Um estudo que dá resposta a muitas questões sobre a evolução das aves tem assinatura de vários investigadores portugueses. O trabalho de âmbito internacional contou com o envolvimento de centenas de cientistas de 20 países a nível mundial. Oito de um total de 23 artigos são hoje publicados numa edição especial da revista "Science".
Após quatro anos de investigação e através da análise e sequenciação completa do genoma de 48 espécies de aves, entre as quais, o corvo, o pato, a águia e o periquito, os cientistas descobriram que o período de maior expansão das aves deu-se há 66 milhões de anos a propósito da extinção dos dinossauros. Desta forma, as aves tiraram partido do "vazio" deixado por estes animais e deu-se um surto muito rápido de formação de novas espécies, numa "explosão" evolutiva.
O trabalho agora publicado desvenda muitas questões que há anos confundiam os cientistas e apresenta uma árvore genealógica mais completa e fiável das aves. O estudo revela ainda que, em comparação com outros grupos, apresentam um genoma muito compacto e que têm menos sequências repetitivas de ADN. Verificou-se também que faltavam genes e que muitos deles se tinham perdido ou inativado.
"Apesar de se terem perdido genes não houve uma deterioração da capacidade destes animais, antes pelo contrário deram origem a espécies diferentes", esclarece ao Ciência 2.0 Agostinho Antunes, líder do grupo de nove investigadores do Centro Interdisciplinar de Investigação Marinha e Ambiental (CIIMAR) envolvidos neste trabalho. Estas conclusões permitiram desvendar, por exemplo, por que é que as aves perderam os seus dentes e como se adaptaram para obter um esqueleto mais leve.
Descobertas sobre o desenvolvimento do olfato nas aves e a adaptação ao voo
Foi precisamente neste ponto do estudo que se debruçou a equipa do CIIMAR. "Dentro dos genes que estudámos, envolvidos com a parte da ossificação, verificou-se que cerca de 50% estavam sobre pressão seletiva, ou seja, uma pressão para terem mutações que lhes alterassem uma funcionalidade", detalha. João Paulo Machado, investigador que integra este grupo, explica também ao Ciência 2.0 que "as aves desenvolveram ossos pneumáticos, sendo uma característica que as habilita e adapta ao voo".
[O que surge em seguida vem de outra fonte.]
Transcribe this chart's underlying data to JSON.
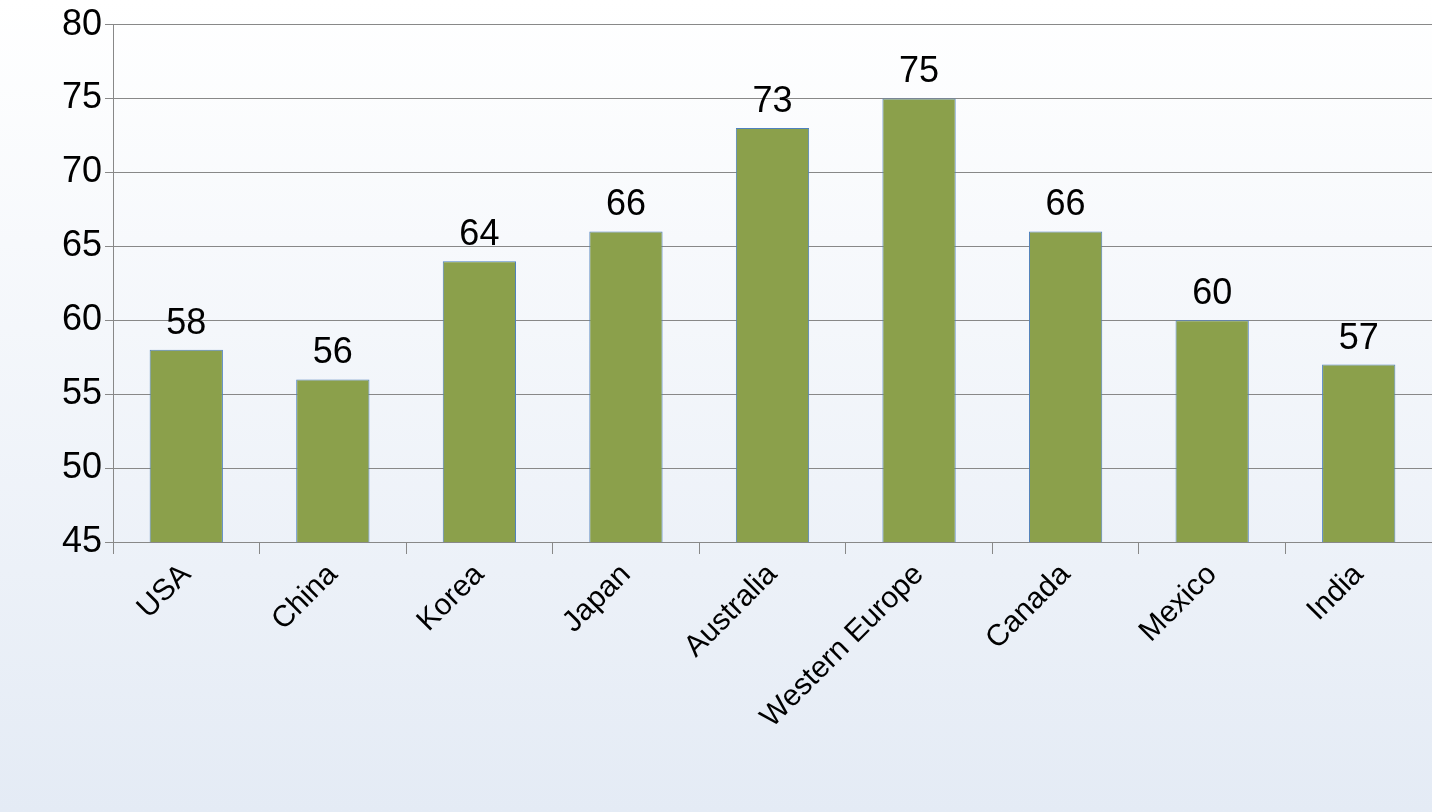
{
  "chart_data": {
    "type": "bar",
    "categories": [
      "USA",
      "China",
      "Korea",
      "Japan",
      "Australia",
      "Western Europe",
      "Canada",
      "Mexico",
      "India"
    ],
    "values": [
      58,
      56,
      64,
      66,
      73,
      75,
      66,
      60,
      57
    ],
    "color": "#8ba04b",
    "ylim": [
      45,
      80
    ],
    "yticks": [
      45,
      50,
      55,
      60,
      65,
      70,
      75,
      80
    ],
    "grid": "y",
    "data_labels": true
  }
}
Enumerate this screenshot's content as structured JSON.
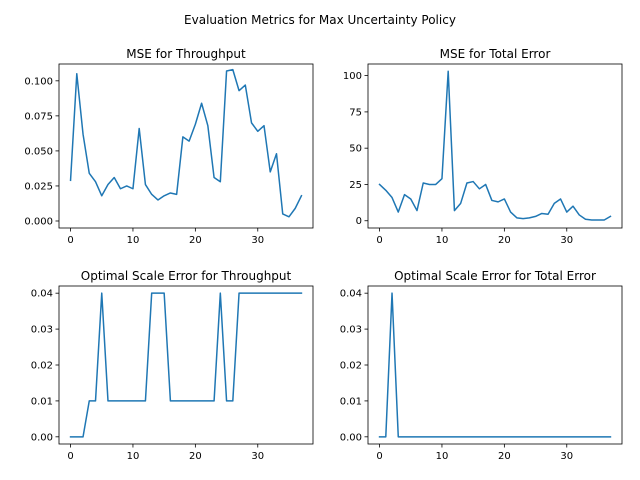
{
  "figure": {
    "suptitle": "Evaluation Metrics for Max Uncertainty Policy",
    "line_color": "#1f77b4"
  },
  "chart_data": [
    {
      "type": "line",
      "title": "MSE for Throughput",
      "xlabel": "",
      "ylabel": "",
      "xlim": [
        -1.85,
        38.85
      ],
      "ylim": [
        -0.005,
        0.112
      ],
      "xticks": [
        0,
        10,
        20,
        30
      ],
      "xtick_labels": [
        "0",
        "10",
        "20",
        "30"
      ],
      "yticks": [
        0.0,
        0.025,
        0.05,
        0.075,
        0.1
      ],
      "ytick_labels": [
        "0.000",
        "0.025",
        "0.050",
        "0.075",
        "0.100"
      ],
      "grid": false,
      "x": [
        0,
        1,
        2,
        3,
        4,
        5,
        6,
        7,
        8,
        9,
        10,
        11,
        12,
        13,
        14,
        15,
        16,
        17,
        18,
        19,
        20,
        21,
        22,
        23,
        24,
        25,
        26,
        27,
        28,
        29,
        30,
        31,
        32,
        33,
        34,
        35,
        36,
        37
      ],
      "values": [
        0.029,
        0.105,
        0.062,
        0.034,
        0.028,
        0.018,
        0.026,
        0.031,
        0.023,
        0.025,
        0.023,
        0.066,
        0.026,
        0.019,
        0.015,
        0.018,
        0.02,
        0.019,
        0.06,
        0.057,
        0.069,
        0.084,
        0.068,
        0.031,
        0.028,
        0.107,
        0.108,
        0.093,
        0.097,
        0.07,
        0.064,
        0.068,
        0.035,
        0.048,
        0.005,
        0.003,
        0.009,
        0.018
      ]
    },
    {
      "type": "line",
      "title": "MSE for Total Error",
      "xlabel": "",
      "ylabel": "",
      "xlim": [
        -1.85,
        38.85
      ],
      "ylim": [
        -5,
        108
      ],
      "xticks": [
        0,
        10,
        20,
        30
      ],
      "xtick_labels": [
        "0",
        "10",
        "20",
        "30"
      ],
      "yticks": [
        0,
        25,
        50,
        75,
        100
      ],
      "ytick_labels": [
        "0",
        "25",
        "50",
        "75",
        "100"
      ],
      "grid": false,
      "x": [
        0,
        1,
        2,
        3,
        4,
        5,
        6,
        7,
        8,
        9,
        10,
        11,
        12,
        13,
        14,
        15,
        16,
        17,
        18,
        19,
        20,
        21,
        22,
        23,
        24,
        25,
        26,
        27,
        28,
        29,
        30,
        31,
        32,
        33,
        34,
        35,
        36,
        37
      ],
      "values": [
        25,
        21,
        16,
        6,
        18,
        15,
        7,
        26,
        25,
        25,
        29,
        103,
        7,
        12,
        26,
        27,
        22,
        25,
        14,
        13,
        15,
        6,
        2,
        1.5,
        2,
        3,
        5,
        4.5,
        12,
        15,
        6,
        10,
        4,
        1,
        0.5,
        0.5,
        0.5,
        3
      ]
    },
    {
      "type": "line",
      "title": "Optimal Scale Error for Throughput",
      "xlabel": "",
      "ylabel": "",
      "xlim": [
        -1.85,
        38.85
      ],
      "ylim": [
        -0.002,
        0.042
      ],
      "xticks": [
        0,
        10,
        20,
        30
      ],
      "xtick_labels": [
        "0",
        "10",
        "20",
        "30"
      ],
      "yticks": [
        0.0,
        0.01,
        0.02,
        0.03,
        0.04
      ],
      "ytick_labels": [
        "0.00",
        "0.01",
        "0.02",
        "0.03",
        "0.04"
      ],
      "grid": false,
      "x": [
        0,
        1,
        2,
        3,
        4,
        5,
        6,
        7,
        8,
        9,
        10,
        11,
        12,
        13,
        14,
        15,
        16,
        17,
        18,
        19,
        20,
        21,
        22,
        23,
        24,
        25,
        26,
        27,
        28,
        29,
        30,
        31,
        32,
        33,
        34,
        35,
        36,
        37
      ],
      "values": [
        0,
        0,
        0,
        0.01,
        0.01,
        0.04,
        0.01,
        0.01,
        0.01,
        0.01,
        0.01,
        0.01,
        0.01,
        0.04,
        0.04,
        0.04,
        0.01,
        0.01,
        0.01,
        0.01,
        0.01,
        0.01,
        0.01,
        0.01,
        0.04,
        0.01,
        0.01,
        0.04,
        0.04,
        0.04,
        0.04,
        0.04,
        0.04,
        0.04,
        0.04,
        0.04,
        0.04,
        0.04
      ]
    },
    {
      "type": "line",
      "title": "Optimal Scale Error for Total Error",
      "xlabel": "",
      "ylabel": "",
      "xlim": [
        -1.85,
        38.85
      ],
      "ylim": [
        -0.002,
        0.042
      ],
      "xticks": [
        0,
        10,
        20,
        30
      ],
      "xtick_labels": [
        "0",
        "10",
        "20",
        "30"
      ],
      "yticks": [
        0.0,
        0.01,
        0.02,
        0.03,
        0.04
      ],
      "ytick_labels": [
        "0.00",
        "0.01",
        "0.02",
        "0.03",
        "0.04"
      ],
      "grid": false,
      "x": [
        0,
        1,
        2,
        3,
        4,
        5,
        6,
        7,
        8,
        9,
        10,
        11,
        12,
        13,
        14,
        15,
        16,
        17,
        18,
        19,
        20,
        21,
        22,
        23,
        24,
        25,
        26,
        27,
        28,
        29,
        30,
        31,
        32,
        33,
        34,
        35,
        36,
        37
      ],
      "values": [
        0,
        0,
        0.04,
        0,
        0,
        0,
        0,
        0,
        0,
        0,
        0,
        0,
        0,
        0,
        0,
        0,
        0,
        0,
        0,
        0,
        0,
        0,
        0,
        0,
        0,
        0,
        0,
        0,
        0,
        0,
        0,
        0,
        0,
        0,
        0,
        0,
        0,
        0
      ]
    }
  ]
}
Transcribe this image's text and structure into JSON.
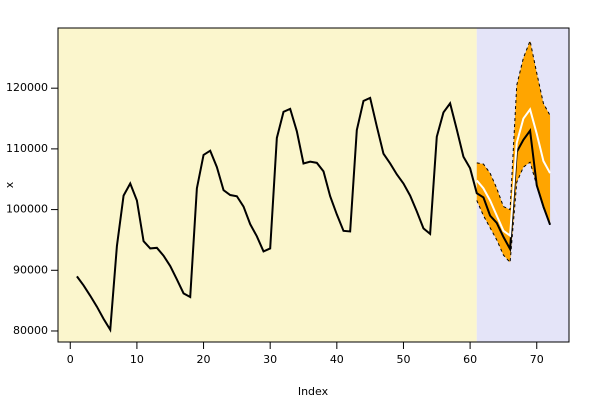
{
  "chart_data": {
    "type": "line",
    "x_label": "Index",
    "y_label": "x",
    "x": [
      1,
      2,
      3,
      4,
      5,
      6,
      7,
      8,
      9,
      10,
      11,
      12,
      13,
      14,
      15,
      16,
      17,
      18,
      19,
      20,
      21,
      22,
      23,
      24,
      25,
      26,
      27,
      28,
      29,
      30,
      31,
      32,
      33,
      34,
      35,
      36,
      37,
      38,
      39,
      40,
      41,
      42,
      43,
      44,
      45,
      46,
      47,
      48,
      49,
      50,
      51,
      52,
      53,
      54,
      55,
      56,
      57,
      58,
      59,
      60,
      61,
      62,
      63,
      64,
      65,
      66,
      67,
      68,
      69,
      70,
      71,
      72
    ],
    "forecast_start": 61,
    "region_colors": [
      "#fbf6cd",
      "#e4e4f8"
    ],
    "band_color": "#ffa500",
    "series": [
      {
        "color": "#000000",
        "dashed": false,
        "values": [
          89000,
          87500,
          85800,
          84000,
          82000,
          80200,
          94000,
          102300,
          104300,
          101500,
          94800,
          93600,
          93700,
          92400,
          90700,
          88500,
          86200,
          85600,
          103500,
          109000,
          109700,
          107000,
          103200,
          102400,
          102200,
          100500,
          97600,
          95600,
          93100,
          93600,
          111800,
          116100,
          116600,
          112900,
          107600,
          107900,
          107700,
          106300,
          102200,
          99200,
          96500,
          96400,
          113100,
          117900,
          118400,
          113700,
          109200,
          107600,
          105800,
          104300,
          102300,
          99700,
          96900,
          96000,
          112000,
          116000,
          117500,
          113200,
          108700,
          106800,
          102700,
          102000,
          99000,
          97800,
          95500,
          93500,
          109500,
          111500,
          113000,
          104000,
          100500,
          97500
        ]
      },
      {
        "color": "#ffffff",
        "dashed": false,
        "values": [
          null,
          null,
          null,
          null,
          null,
          null,
          null,
          null,
          null,
          null,
          null,
          null,
          null,
          null,
          null,
          null,
          null,
          null,
          null,
          null,
          null,
          null,
          null,
          null,
          null,
          null,
          null,
          null,
          null,
          null,
          null,
          null,
          null,
          null,
          null,
          null,
          null,
          null,
          null,
          null,
          null,
          null,
          null,
          null,
          null,
          null,
          null,
          null,
          null,
          null,
          null,
          null,
          null,
          null,
          null,
          null,
          null,
          null,
          null,
          null,
          104800,
          103500,
          101500,
          99000,
          96500,
          95700,
          111000,
          115000,
          116500,
          112500,
          108000,
          106000
        ]
      },
      {
        "color": "#000000",
        "dashed": true,
        "values": [
          null,
          null,
          null,
          null,
          null,
          null,
          null,
          null,
          null,
          null,
          null,
          null,
          null,
          null,
          null,
          null,
          null,
          null,
          null,
          null,
          null,
          null,
          null,
          null,
          null,
          null,
          null,
          null,
          null,
          null,
          null,
          null,
          null,
          null,
          null,
          null,
          null,
          null,
          null,
          null,
          null,
          null,
          null,
          null,
          null,
          null,
          null,
          null,
          null,
          null,
          null,
          null,
          null,
          null,
          null,
          null,
          null,
          null,
          null,
          null,
          107700,
          107500,
          106000,
          103500,
          100500,
          100000,
          120500,
          125000,
          127800,
          122500,
          117500,
          115500
        ]
      },
      {
        "color": "#000000",
        "dashed": true,
        "values": [
          null,
          null,
          null,
          null,
          null,
          null,
          null,
          null,
          null,
          null,
          null,
          null,
          null,
          null,
          null,
          null,
          null,
          null,
          null,
          null,
          null,
          null,
          null,
          null,
          null,
          null,
          null,
          null,
          null,
          null,
          null,
          null,
          null,
          null,
          null,
          null,
          null,
          null,
          null,
          null,
          null,
          null,
          null,
          null,
          null,
          null,
          null,
          null,
          null,
          null,
          null,
          null,
          null,
          null,
          null,
          null,
          null,
          null,
          null,
          null,
          101500,
          99000,
          97000,
          95000,
          92500,
          91300,
          104500,
          107000,
          107800,
          104000,
          100300,
          97500
        ]
      }
    ],
    "xlim": [
      -1.84,
      74.84
    ],
    "ylim": [
      78184,
      129916
    ],
    "xticks": [
      0,
      10,
      20,
      30,
      40,
      50,
      60,
      70
    ],
    "yticks": [
      80000,
      90000,
      100000,
      110000,
      120000
    ]
  }
}
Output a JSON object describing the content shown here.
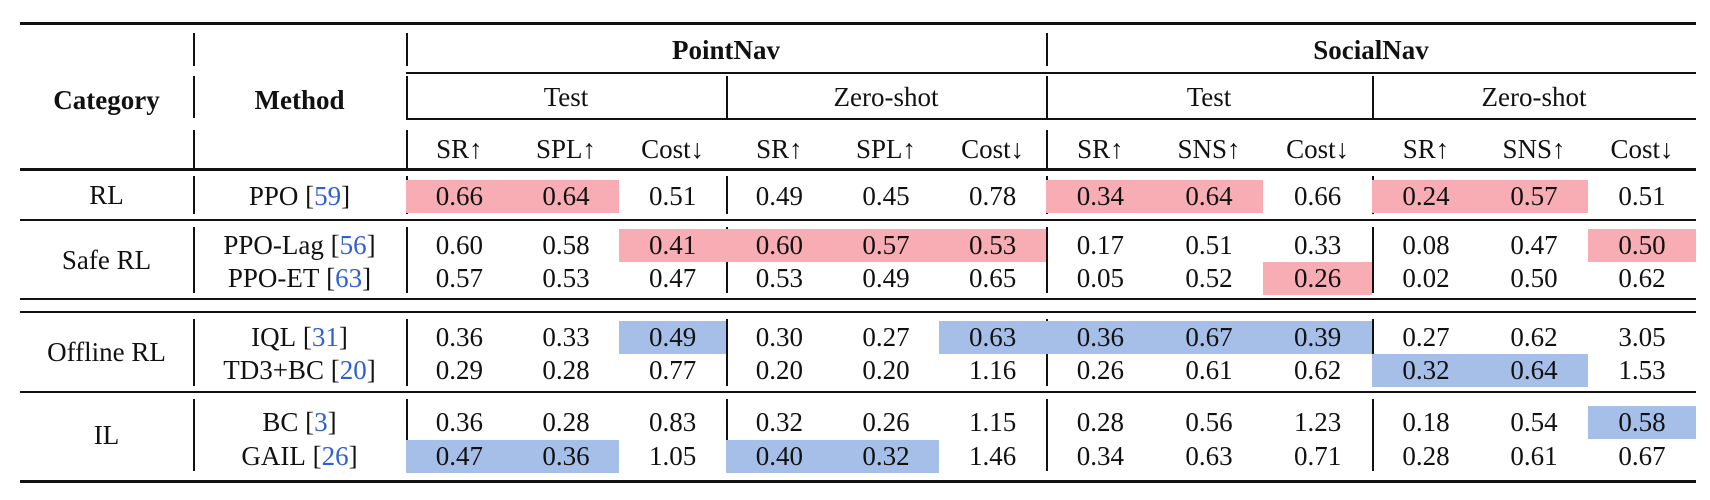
{
  "table": {
    "header": {
      "category": "Category",
      "method": "Method",
      "groups": [
        {
          "name": "PointNav",
          "subgroups": [
            {
              "name": "Test",
              "metrics": [
                "SR↑",
                "SPL↑",
                "Cost↓"
              ]
            },
            {
              "name": "Zero-shot",
              "metrics": [
                "SR↑",
                "SPL↑",
                "Cost↓"
              ]
            }
          ]
        },
        {
          "name": "SocialNav",
          "subgroups": [
            {
              "name": "Test",
              "metrics": [
                "SR↑",
                "SNS↑",
                "Cost↓"
              ]
            },
            {
              "name": "Zero-shot",
              "metrics": [
                "SR↑",
                "SNS↑",
                "Cost↓"
              ]
            }
          ]
        }
      ]
    },
    "highlight_colors": {
      "red": "#f7adb3",
      "blue": "#a6bfe8"
    },
    "categories": [
      {
        "name": "RL",
        "rows": [
          {
            "method": "PPO",
            "cite": "59",
            "values": [
              "0.66",
              "0.64",
              "0.51",
              "0.49",
              "0.45",
              "0.78",
              "0.34",
              "0.64",
              "0.66",
              "0.24",
              "0.57",
              "0.51"
            ],
            "highlight": [
              "red",
              "red",
              "",
              "",
              "",
              "",
              "red",
              "red",
              "",
              "red",
              "red",
              ""
            ]
          }
        ]
      },
      {
        "name": "Safe RL",
        "rows": [
          {
            "method": "PPO-Lag",
            "cite": "56",
            "values": [
              "0.60",
              "0.58",
              "0.41",
              "0.60",
              "0.57",
              "0.53",
              "0.17",
              "0.51",
              "0.33",
              "0.08",
              "0.47",
              "0.50"
            ],
            "highlight": [
              "",
              "",
              "red",
              "red",
              "red",
              "red",
              "",
              "",
              "",
              "",
              "",
              "red"
            ]
          },
          {
            "method": "PPO-ET",
            "cite": "63",
            "values": [
              "0.57",
              "0.53",
              "0.47",
              "0.53",
              "0.49",
              "0.65",
              "0.05",
              "0.52",
              "0.26",
              "0.02",
              "0.50",
              "0.62"
            ],
            "highlight": [
              "",
              "",
              "",
              "",
              "",
              "",
              "",
              "",
              "red",
              "",
              "",
              ""
            ]
          }
        ]
      },
      {
        "name": "Offline RL",
        "rows": [
          {
            "method": "IQL",
            "cite": "31",
            "values": [
              "0.36",
              "0.33",
              "0.49",
              "0.30",
              "0.27",
              "0.63",
              "0.36",
              "0.67",
              "0.39",
              "0.27",
              "0.62",
              "3.05"
            ],
            "highlight": [
              "",
              "",
              "blue",
              "",
              "",
              "blue",
              "blue",
              "blue",
              "blue",
              "",
              "",
              ""
            ]
          },
          {
            "method": "TD3+BC",
            "cite": "20",
            "values": [
              "0.29",
              "0.28",
              "0.77",
              "0.20",
              "0.20",
              "1.16",
              "0.26",
              "0.61",
              "0.62",
              "0.32",
              "0.64",
              "1.53"
            ],
            "highlight": [
              "",
              "",
              "",
              "",
              "",
              "",
              "",
              "",
              "",
              "blue",
              "blue",
              ""
            ]
          }
        ]
      },
      {
        "name": "IL",
        "rows": [
          {
            "method": "BC",
            "cite": "3",
            "values": [
              "0.36",
              "0.28",
              "0.83",
              "0.32",
              "0.26",
              "1.15",
              "0.28",
              "0.56",
              "1.23",
              "0.18",
              "0.54",
              "0.58"
            ],
            "highlight": [
              "",
              "",
              "",
              "",
              "",
              "",
              "",
              "",
              "",
              "",
              "",
              "blue"
            ]
          },
          {
            "method": "GAIL",
            "cite": "26",
            "values": [
              "0.47",
              "0.36",
              "1.05",
              "0.40",
              "0.32",
              "1.46",
              "0.34",
              "0.63",
              "0.71",
              "0.28",
              "0.61",
              "0.67"
            ],
            "highlight": [
              "blue",
              "blue",
              "",
              "blue",
              "blue",
              "",
              "",
              "",
              "",
              "",
              "",
              ""
            ]
          }
        ]
      }
    ]
  }
}
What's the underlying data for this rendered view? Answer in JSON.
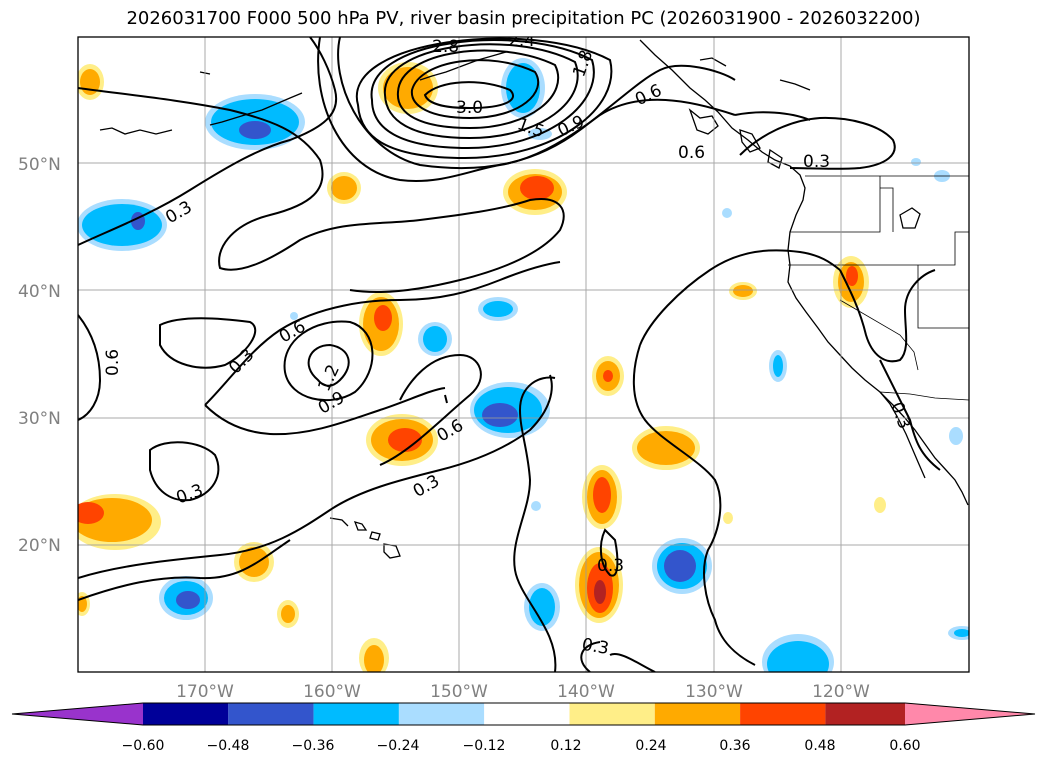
{
  "title": "2026031700 F000 500 hPa PV, river basin precipitation PC (2026031900 - 2026032200)",
  "lat_labels": [
    "50°N",
    "40°N",
    "30°N",
    "20°N"
  ],
  "lon_labels": [
    "170°W",
    "160°W",
    "150°W",
    "140°W",
    "130°W",
    "120°W"
  ],
  "contour_labels": [
    "3.0",
    "2.4",
    "2.8",
    "1.8",
    "1.5",
    "0.9",
    "0.6",
    "0.6",
    "0.3",
    "0.3",
    "0.6",
    "0.3",
    "1.2",
    "0.9",
    "0.6",
    "0.3",
    "0.3",
    "0.6",
    "0.3",
    "0.3",
    "0.3"
  ],
  "colorbar": {
    "tick_labels": [
      "−0.60",
      "−0.48",
      "−0.36",
      "−0.24",
      "−0.12",
      "0.12",
      "0.24",
      "0.36",
      "0.48",
      "0.60"
    ],
    "colors": [
      "#9933cc",
      "#000099",
      "#3355cc",
      "#00bbff",
      "#aaddff",
      "#ffffff",
      "#ffee88",
      "#ffaa00",
      "#ff4400",
      "#b22222",
      "#ff88aa"
    ]
  },
  "map_data": {
    "lon_range": [
      -180,
      -110
    ],
    "lat_range": [
      10,
      60
    ],
    "grid": true
  }
}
O olfato e os detetores olfativos, os cromossomas sexuais das aves, a visão a cores, as penas coloridas, entre outros, são muitos dos aspetos sobre estes animais que a investigação aborda, numa comparação com mamíferos e répteis. O conjunto de estudos revela ainda que o desenvolvimento do olfato nas aves está relacionado com a adaptação aos diferentes nichos ecológicos que encontraram e ao tipo de alimentação, havendo diferenças entre as aves predadoras e as aquáticas.
Para obter estes resultados os cientistas tiveram de utilizar tecnologia de sequenciação de DNA genómico e ferramentas computacionais de última geração. Rute Fonseca, também investigadora portuguesa, a trabalhar em Copenhaga, desenvolveu neste campo uma ferramenta bioinformática que deteta problemas resultantes da anotação automática de genomas.
Agostinho Antunes salienta que é vontade da equipa internacional de investigadores continuar o estudo, analisando e sequenciando o genoma de um maior número de espécies.
A investigação fez parte do "Avian Phylogenomics Consortium" que envolve mais de 200 cientistas provenientes de 80 instituições e tem como líderes Guojie Zhang do Banco Nacional de Genes (BGI) na China, Erich D. Jarvis, da Universidade de Duke nos Estados Unidos da América, e M. Thomas P. Gilbert do Museu de História Natural da Dinamarca.